Summer 2014 Cladophora and Acer were significantly faster to breakdown than Platanus in both habitats. In autumn‒spring 2014‒2015, Cladophora was significantly faster to breakdown than leaves. Isotopic values of Cladophora were not significantly different than leaves in summer 2014 but were significantly more δ13Cdepleted in the autumn‒spring 2014‒2015. There were no significant differences in macroinvertebrate abundance between the macroproducers for either season. Cladophora had significantly lower macroinvertebrate richness in both seasons, lower shredder abundance, but a significantly higher abundance of clingers. The mean δ13C values of benthic detritus were significantly different than all three macroproducers in the summer and significantly different than Cladophora in the run treatment for autumn‒spring.

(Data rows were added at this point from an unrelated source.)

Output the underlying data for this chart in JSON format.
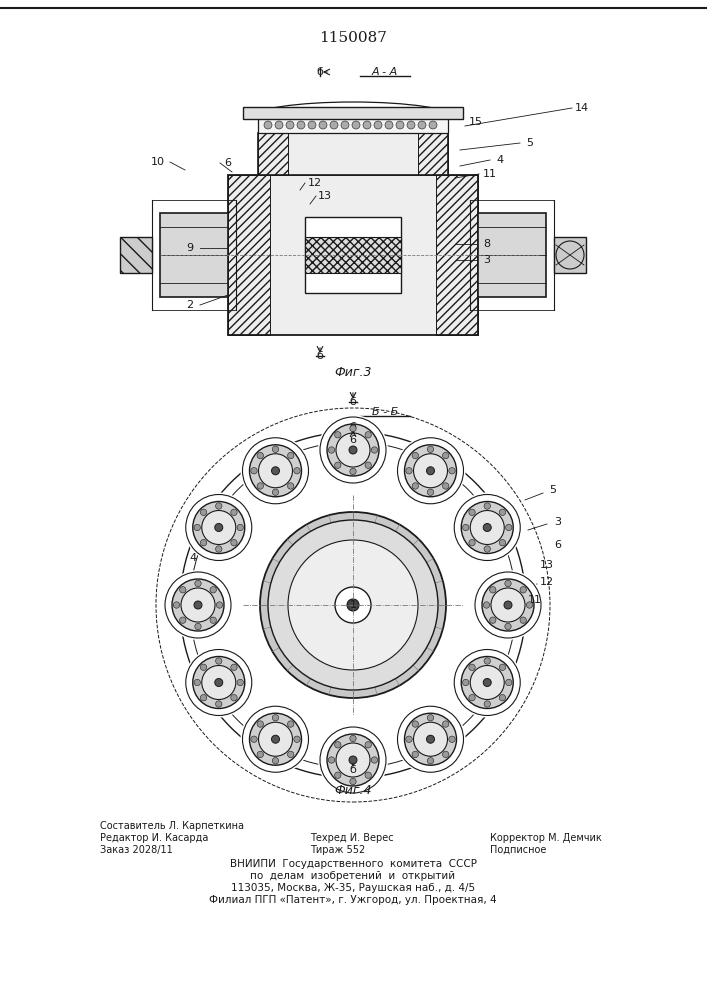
{
  "patent_number": "1150087",
  "bg_color": "#ffffff",
  "line_color": "#1a1a1a",
  "fig3_title": "Фиг.3",
  "fig4_title": "Фиг.4",
  "footer_col1_line1": "Редактор И. Касарда",
  "footer_col1_line2": "Заказ 2028/11",
  "footer_col2_line0": "Составитель Л. Карпеткина",
  "footer_col2_line1": "Техред И. Верес",
  "footer_col2_line2": "Тираж 552",
  "footer_col3_line1": "Корректор М. Демчик",
  "footer_col3_line2": "Подписное",
  "footer_vniipи1": "ВНИИПИ  Государственного  комитета  СССР",
  "footer_vniipи2": "по  делам  изобретений  и  открытий",
  "footer_vniipи3": "113035, Москва, Ж-35, Раушская наб., д. 4/5",
  "footer_vniipи4": "Филиал ПГП «Патент», г. Ужгород, ул. Проектная, 4"
}
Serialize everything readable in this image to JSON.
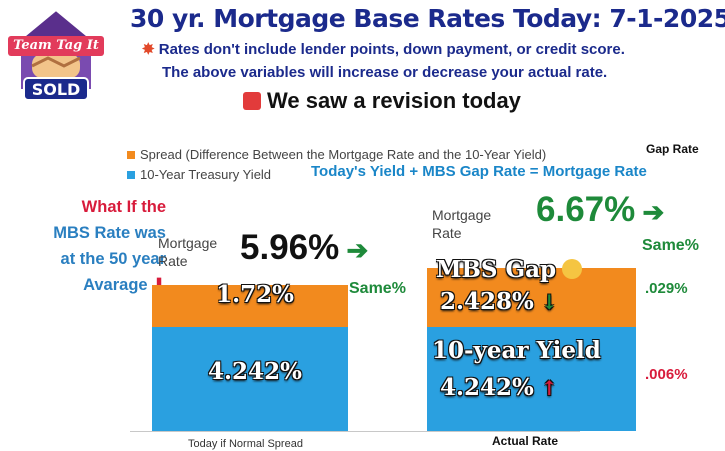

Seasonality had a strong influence on breakdown rates, leading to greater mass loss of all three species in the warm summer months compared to the cooler autumn‒spring months. The low macroinvertebrate richness and shredder abundance on the decaying macroalga suggests Cladophora may not be consumed by macroinvertebrates but used strictly as habitat. The implication of rapid Cladophora decay during warm seasons, plus few colonizing macroinvertebrate taxa, is that the decaying macroalgae may not pass through a decomposer food web before being remineralized as CO2.